Reeves alleges £71bn black hole in Tory costings and ‘second mortgage bombshell’

Rachel Reeves has claimed the Conservative manifesto contains £71 billion of unfunded commitments and could result in “a second Tory mortgage bombshell” as the parties continue to clash over tax and spend.

Labour’s shadow chancellor raised the spectre of former prime minister Liz Truss’s calamitous mini-budget as she held a rebuttal press conference hours after Rishi Sunak launched his party’s General Election policy document.

The Prime Minister on Tuesday unveiled a £17.2 billion package of tax cuts, including a further 2p reduction in employees’ national insurance.

Ms Reeves said Labour analysis suggested the Tory plans required an extra £17.4 billion of borrowing in 2029-30, and a total of £71 billion over the whole five-year period.

That could result in the Bank of England putting up interest rates by 56 basis points, resulting in someone with an 85% mortgage on the average house in England facing £4,800 in extra mortgage payments over the five years.

She told the central London presser: “The consequence of an increase in day-to-day borrowing to fund the commitments made in this manifesto would amount to a second Tory mortgage bombshell, because higher borrowing at this scale would force the Bank of England to increase interest rates.

“The result would be an increase in the average mortgage totalling £4,800 over the course of the parliament.”

Labour’s warning of a steep rise in mortgage costs appears to be the party’s counterpart to the Tories’ claim that a government led by Sir Keir Starmer would hike taxes by £2,000 – a much-disputed figure that has been criticised by the UK statistics watchdog.
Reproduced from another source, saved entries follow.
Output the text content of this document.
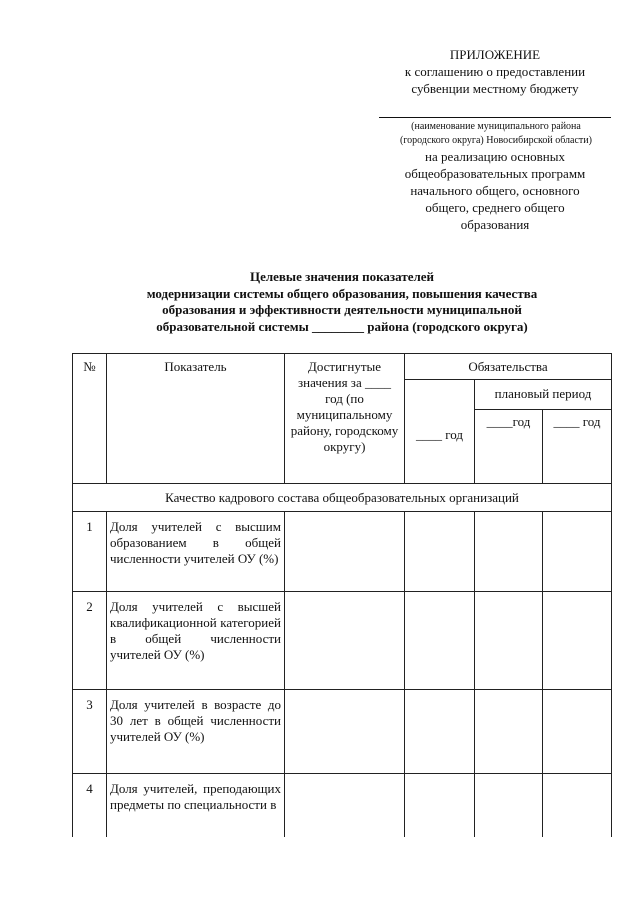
ПРИЛОЖЕНИЕ
к соглашению о предоставлении
субвенции местному бюджету
(наименование муниципального района
(городского округа) Новосибирской области)
на реализацию основных
общеобразовательных программ
начального общего, основного
общего, среднего общего
образования
Целевые значения показателей
модернизации системы общего образования, повышения качества
образования и эффективности деятельности муниципальной
образовательной системы ________ района (городского округа)
№	Показатель	Достигнутые значения за ____ год (по муниципальному району, городскому округу)	Обязательства		
			____ год	плановый период	
				____год	____ год
Качество кадрового состава общеобразовательных организаций					
1	Доля учителей с высшим образованием в общей численности учителей ОУ (%)				
2	Доля учителей с высшей квалификационной категорией в общей численности учителей ОУ (%)				
3	Доля учителей в возрасте до 30 лет в общей численности учителей ОУ (%)				
4	Доля учителей, преподающих предметы по специальности в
Labour’s analysis makes a series of assumptions to estimate the cost that might be attached to the Tory policies.

The Conservatives hit back by accusing the shadow chancellor of “confusing facts and fiction on numbers”.

Prime Minister Rishi Sunak at his party's campaign launch
Prime Minister Rishi Sunak launched the Conservatives’ General Election manifesto at Silverstone racing track (James Manning/PA)

Ms Reeves also sought to draw comparisons between Mr Sunak and Ms Truss, whose 2022 mini-budget sent the value of the pound tumbling and mortgage rates soaring due to the market’s adverse reaction to its £45 billion of unfunded tax cuts.

She said: “He (Mr Sunak) said he was the antidote to Liz Truss. Instead, he’s cosplaying Liz Truss by again doing what the Conservatives did in that mini-budget with £71 billion of unfunded commitments.”

The former Bank of England economist warned that after the mini-budget “mortgage rates spiralled and people found themselves paying – the 1.5 million re-mortgaging this year alone – paying £240 extra”.

“So we know what happens when unfunded commitments are made: you can’t believe that those commitments are actually going to happen, but what you can guarantee is the financial market turbulence and the higher mortgage rates that they bring.”

Ms Reeves also said that the £12 billion of welfare savings the Tories claimed would pay for their tax cuts had either already been accounted for by the Office for Budget Responsibility or could not be delivered.

A Conservative spokesman said: “Once again Reeves is confusing facts and fiction on numbers.

“Rachel Reeves’s chaotic and panicked dossier is full of complete nonsense and capped off with the extraordinary claim that it will cost the taxpayer £5.7 billion to cut the civil service back to pandemic levels.”

Labour is set to launch its own manifesto on Thursday.